A man who was exposed to toxins at New York City's Ground Zero on Sept. 11, 2001, while helping to rescue survivors, has died of cancer. He was 45.
At the time of the 9/11 attacks, Thomas Phelan was a ferry captain for the Circle Line Statue of Liberty ferry cruises. He used his ferryboat to evacuate hundreds of people who were fleeing from Lower Manhattan after the twin towers at the World Trade Center were hit.
The NYC Fire Wire Facebook page posted that Phelan “brought supplies, rescue workers & was a huge part of the operation.”
After the attack, Phelan became a firefighter and joined the New York Fire Department. During his time there, he was promoted to marine pilot and assigned to Marine 9 on Staten Island.
Phelan’s friends and unnamed officials told the New York Daily News that they blamed the toxins he breathed in on 9/11 for his cancer. Unfortunately, cancer is not uncommon among 9/11 survivors. Thousands have died of cancer, which is suspected to be linked to carcinogens and toxins from the site.
The World Trade Center Health Program at the Centers for Disease Control and Prevention says that many heroes and survivors of the attacks on the World Trade Center “confront 9/11-related health issues such as asthma, GERD, post-traumatic stress, even cancer.”
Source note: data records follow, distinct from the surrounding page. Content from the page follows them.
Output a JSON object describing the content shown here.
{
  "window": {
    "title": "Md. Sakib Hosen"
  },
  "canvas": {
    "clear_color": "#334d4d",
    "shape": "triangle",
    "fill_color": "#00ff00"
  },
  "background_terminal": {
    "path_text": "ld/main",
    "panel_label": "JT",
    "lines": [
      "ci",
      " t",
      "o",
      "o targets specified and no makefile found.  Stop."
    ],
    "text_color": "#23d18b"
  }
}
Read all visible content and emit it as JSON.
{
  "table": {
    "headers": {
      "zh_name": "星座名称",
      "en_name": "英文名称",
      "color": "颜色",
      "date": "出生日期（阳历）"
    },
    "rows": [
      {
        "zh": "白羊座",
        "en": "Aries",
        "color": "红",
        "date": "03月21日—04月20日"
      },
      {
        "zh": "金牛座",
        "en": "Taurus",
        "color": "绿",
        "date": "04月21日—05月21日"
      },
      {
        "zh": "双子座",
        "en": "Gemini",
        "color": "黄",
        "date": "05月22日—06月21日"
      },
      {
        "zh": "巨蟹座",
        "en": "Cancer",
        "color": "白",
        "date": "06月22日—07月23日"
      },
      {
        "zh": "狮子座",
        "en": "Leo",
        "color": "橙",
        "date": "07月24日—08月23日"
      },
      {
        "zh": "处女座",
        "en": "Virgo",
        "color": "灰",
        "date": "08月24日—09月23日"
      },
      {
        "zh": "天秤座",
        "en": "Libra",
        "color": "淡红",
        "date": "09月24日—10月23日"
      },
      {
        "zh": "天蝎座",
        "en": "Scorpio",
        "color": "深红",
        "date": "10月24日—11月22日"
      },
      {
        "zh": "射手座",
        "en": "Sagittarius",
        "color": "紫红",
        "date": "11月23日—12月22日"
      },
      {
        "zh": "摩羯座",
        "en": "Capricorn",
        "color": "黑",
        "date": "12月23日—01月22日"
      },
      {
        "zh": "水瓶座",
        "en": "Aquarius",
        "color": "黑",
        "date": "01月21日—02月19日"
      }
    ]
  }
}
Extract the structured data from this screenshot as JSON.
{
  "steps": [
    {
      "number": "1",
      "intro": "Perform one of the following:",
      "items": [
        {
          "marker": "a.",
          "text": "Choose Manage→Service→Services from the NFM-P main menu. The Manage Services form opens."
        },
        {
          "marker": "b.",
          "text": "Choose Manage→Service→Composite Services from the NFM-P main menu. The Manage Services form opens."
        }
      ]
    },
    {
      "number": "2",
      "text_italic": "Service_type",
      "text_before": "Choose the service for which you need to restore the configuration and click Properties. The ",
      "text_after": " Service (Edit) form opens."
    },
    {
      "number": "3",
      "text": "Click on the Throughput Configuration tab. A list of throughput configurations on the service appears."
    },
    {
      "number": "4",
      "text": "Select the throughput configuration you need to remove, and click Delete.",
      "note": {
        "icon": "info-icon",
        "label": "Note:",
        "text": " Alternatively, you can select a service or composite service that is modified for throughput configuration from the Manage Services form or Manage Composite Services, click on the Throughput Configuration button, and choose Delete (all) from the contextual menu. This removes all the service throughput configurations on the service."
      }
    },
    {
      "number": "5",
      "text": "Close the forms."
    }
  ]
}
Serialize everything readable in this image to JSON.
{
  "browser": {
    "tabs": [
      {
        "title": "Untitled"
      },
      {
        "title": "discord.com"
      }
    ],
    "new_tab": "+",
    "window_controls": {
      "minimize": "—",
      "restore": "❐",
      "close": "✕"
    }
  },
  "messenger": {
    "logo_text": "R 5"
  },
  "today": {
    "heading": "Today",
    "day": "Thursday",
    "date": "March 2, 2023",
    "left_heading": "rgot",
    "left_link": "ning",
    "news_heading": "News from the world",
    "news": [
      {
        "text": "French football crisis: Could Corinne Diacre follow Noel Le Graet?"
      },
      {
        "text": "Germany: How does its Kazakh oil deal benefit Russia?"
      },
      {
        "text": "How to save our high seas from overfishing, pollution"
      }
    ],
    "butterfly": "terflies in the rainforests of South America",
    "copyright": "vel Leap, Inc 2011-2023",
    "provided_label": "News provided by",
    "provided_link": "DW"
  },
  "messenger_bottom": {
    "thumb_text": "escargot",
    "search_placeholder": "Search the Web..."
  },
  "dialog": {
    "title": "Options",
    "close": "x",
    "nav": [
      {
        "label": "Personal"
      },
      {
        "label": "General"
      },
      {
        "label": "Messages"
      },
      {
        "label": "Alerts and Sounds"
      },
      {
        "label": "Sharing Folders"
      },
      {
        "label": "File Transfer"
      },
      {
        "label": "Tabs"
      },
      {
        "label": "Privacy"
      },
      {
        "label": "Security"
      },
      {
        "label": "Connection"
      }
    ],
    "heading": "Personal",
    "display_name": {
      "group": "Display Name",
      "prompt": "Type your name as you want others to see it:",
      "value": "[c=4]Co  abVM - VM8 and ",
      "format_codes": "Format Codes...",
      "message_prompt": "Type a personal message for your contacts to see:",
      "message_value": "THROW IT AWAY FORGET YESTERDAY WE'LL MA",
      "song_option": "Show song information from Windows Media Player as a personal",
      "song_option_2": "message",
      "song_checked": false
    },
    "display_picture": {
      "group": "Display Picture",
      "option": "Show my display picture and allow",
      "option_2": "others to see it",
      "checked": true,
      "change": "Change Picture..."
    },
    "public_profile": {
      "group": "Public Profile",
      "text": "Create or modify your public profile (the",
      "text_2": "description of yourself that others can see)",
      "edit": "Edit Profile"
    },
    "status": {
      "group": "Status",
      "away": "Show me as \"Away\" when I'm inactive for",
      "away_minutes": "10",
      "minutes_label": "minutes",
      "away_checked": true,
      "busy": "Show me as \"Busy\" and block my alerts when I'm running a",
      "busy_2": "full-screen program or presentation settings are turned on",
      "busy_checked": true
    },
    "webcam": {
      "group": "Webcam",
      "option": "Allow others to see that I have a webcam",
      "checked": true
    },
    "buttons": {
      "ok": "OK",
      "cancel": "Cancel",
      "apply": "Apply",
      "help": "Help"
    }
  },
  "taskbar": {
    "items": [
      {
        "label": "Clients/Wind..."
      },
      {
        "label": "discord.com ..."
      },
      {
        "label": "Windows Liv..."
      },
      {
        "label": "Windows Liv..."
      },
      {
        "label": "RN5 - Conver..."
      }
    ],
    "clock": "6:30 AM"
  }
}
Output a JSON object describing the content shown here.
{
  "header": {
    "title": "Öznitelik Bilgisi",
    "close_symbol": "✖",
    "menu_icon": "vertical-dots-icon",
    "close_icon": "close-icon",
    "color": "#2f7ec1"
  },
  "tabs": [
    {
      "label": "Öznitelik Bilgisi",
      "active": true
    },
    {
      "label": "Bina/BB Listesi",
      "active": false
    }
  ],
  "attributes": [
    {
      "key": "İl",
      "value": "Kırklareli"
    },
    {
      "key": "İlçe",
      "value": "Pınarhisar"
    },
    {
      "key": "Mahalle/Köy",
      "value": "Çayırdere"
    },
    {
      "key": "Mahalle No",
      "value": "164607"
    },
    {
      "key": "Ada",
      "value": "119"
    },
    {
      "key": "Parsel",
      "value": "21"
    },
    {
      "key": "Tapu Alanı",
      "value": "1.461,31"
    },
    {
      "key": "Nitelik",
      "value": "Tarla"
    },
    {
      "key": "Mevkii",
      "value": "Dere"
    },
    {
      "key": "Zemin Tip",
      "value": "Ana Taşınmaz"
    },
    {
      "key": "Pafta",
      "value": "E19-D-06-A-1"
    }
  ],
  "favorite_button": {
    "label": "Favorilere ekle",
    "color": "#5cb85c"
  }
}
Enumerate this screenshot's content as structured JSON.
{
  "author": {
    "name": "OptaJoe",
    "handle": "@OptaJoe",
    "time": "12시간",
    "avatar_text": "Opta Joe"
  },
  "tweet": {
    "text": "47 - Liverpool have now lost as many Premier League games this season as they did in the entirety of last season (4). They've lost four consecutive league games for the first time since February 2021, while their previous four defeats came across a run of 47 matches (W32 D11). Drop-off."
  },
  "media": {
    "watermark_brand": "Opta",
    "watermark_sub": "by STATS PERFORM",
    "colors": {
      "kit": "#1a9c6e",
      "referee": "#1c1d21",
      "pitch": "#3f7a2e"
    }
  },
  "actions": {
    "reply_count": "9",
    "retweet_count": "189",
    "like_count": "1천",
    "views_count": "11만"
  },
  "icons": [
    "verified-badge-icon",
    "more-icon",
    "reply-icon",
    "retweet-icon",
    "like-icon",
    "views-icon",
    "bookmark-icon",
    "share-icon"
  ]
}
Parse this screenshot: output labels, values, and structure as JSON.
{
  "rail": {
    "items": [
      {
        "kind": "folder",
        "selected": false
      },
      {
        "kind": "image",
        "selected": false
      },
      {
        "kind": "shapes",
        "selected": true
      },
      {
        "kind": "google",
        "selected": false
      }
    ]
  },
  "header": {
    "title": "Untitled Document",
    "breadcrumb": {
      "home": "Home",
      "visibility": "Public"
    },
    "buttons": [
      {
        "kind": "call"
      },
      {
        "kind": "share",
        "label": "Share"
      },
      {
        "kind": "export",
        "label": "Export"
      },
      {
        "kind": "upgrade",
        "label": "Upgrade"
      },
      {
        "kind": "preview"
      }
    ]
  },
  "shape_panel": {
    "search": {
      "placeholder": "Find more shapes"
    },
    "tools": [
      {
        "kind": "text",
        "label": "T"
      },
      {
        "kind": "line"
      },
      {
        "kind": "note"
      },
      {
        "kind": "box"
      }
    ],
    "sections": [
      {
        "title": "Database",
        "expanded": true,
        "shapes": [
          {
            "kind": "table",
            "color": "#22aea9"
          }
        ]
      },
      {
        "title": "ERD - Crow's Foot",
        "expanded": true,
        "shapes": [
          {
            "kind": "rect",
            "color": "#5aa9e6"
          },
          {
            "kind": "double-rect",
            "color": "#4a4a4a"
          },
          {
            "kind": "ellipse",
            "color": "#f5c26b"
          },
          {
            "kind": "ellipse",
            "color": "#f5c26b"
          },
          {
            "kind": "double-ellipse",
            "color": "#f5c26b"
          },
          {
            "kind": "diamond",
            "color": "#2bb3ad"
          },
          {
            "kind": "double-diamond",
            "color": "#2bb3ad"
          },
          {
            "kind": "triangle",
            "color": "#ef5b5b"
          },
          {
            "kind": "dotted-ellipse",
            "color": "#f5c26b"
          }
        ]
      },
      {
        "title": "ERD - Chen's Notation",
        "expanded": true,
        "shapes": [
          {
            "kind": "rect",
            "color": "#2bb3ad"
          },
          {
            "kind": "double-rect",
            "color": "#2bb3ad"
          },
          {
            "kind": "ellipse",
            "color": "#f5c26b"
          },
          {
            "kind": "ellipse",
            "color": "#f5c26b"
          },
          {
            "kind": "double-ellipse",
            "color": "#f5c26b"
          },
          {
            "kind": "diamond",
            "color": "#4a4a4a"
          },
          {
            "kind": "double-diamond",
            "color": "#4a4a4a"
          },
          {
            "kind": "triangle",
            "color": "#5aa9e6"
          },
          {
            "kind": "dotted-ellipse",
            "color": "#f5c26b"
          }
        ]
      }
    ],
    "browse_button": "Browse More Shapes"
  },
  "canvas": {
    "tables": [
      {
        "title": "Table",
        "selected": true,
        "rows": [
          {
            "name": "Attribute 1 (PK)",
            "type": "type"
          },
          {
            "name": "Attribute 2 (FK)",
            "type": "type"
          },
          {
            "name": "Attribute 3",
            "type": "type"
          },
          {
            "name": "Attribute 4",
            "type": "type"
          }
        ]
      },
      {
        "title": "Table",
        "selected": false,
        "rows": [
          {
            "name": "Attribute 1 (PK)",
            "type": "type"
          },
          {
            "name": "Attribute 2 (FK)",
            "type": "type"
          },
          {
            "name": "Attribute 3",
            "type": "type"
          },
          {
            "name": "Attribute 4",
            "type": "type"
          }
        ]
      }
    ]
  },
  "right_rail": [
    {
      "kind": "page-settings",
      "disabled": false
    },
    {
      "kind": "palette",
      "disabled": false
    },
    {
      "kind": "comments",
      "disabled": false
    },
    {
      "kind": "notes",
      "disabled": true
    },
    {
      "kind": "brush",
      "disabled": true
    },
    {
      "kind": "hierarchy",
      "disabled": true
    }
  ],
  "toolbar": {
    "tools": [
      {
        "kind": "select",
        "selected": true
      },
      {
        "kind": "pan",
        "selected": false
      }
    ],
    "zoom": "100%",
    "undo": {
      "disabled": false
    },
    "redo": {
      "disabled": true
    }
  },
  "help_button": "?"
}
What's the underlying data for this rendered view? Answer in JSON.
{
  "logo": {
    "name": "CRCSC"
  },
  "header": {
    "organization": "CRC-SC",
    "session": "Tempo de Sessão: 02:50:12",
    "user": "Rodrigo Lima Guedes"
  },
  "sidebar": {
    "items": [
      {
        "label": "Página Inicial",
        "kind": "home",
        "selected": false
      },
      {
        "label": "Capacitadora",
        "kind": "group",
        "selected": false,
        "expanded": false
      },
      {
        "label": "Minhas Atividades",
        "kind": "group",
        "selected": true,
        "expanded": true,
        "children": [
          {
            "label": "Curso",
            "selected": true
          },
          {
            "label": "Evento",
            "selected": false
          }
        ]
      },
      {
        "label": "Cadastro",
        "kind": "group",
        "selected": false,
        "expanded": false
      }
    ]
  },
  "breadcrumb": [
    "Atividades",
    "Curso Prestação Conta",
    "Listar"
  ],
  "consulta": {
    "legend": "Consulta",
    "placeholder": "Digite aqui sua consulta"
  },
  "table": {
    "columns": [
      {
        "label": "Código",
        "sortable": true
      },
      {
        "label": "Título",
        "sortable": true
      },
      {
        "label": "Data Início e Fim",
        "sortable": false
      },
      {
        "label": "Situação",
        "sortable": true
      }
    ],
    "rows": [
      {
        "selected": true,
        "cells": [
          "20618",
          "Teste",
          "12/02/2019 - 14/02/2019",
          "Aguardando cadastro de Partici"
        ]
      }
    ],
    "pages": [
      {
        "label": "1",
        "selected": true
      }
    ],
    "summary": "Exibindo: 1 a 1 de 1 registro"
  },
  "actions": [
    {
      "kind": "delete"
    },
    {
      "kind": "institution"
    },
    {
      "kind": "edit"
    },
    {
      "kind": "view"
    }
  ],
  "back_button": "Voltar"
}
The program adds: “It is estimated that over 400,000 people were exposed to toxic contaminants, risks of traumatic injury, and physically and emotionally stressful conditions in the days, weeks and months following the attacks. Common 9/11 conditions include chronic cough, asthma, sinus congestion, certain cancers, stress-related disorders, and depression among the many other symptoms and conditions.”
Phelan died on Thursday. His funeral will be held Tuesday in Brooklyn.
New York City Mayor Bill de Blasio tweeted out a tribute for Phelan on Sunday. “In our city’s darkest hour, @FDNY firefighter Thomas Phelan’s heroism saved hundreds of lives. We will never forget his service and his sacrifice.”
— Bill de Blasio (@NYCMayor) March 18, 2018
New York state Sen. Martin Golden tweeted that “Thomas will always be remembered as a true New York City hero.”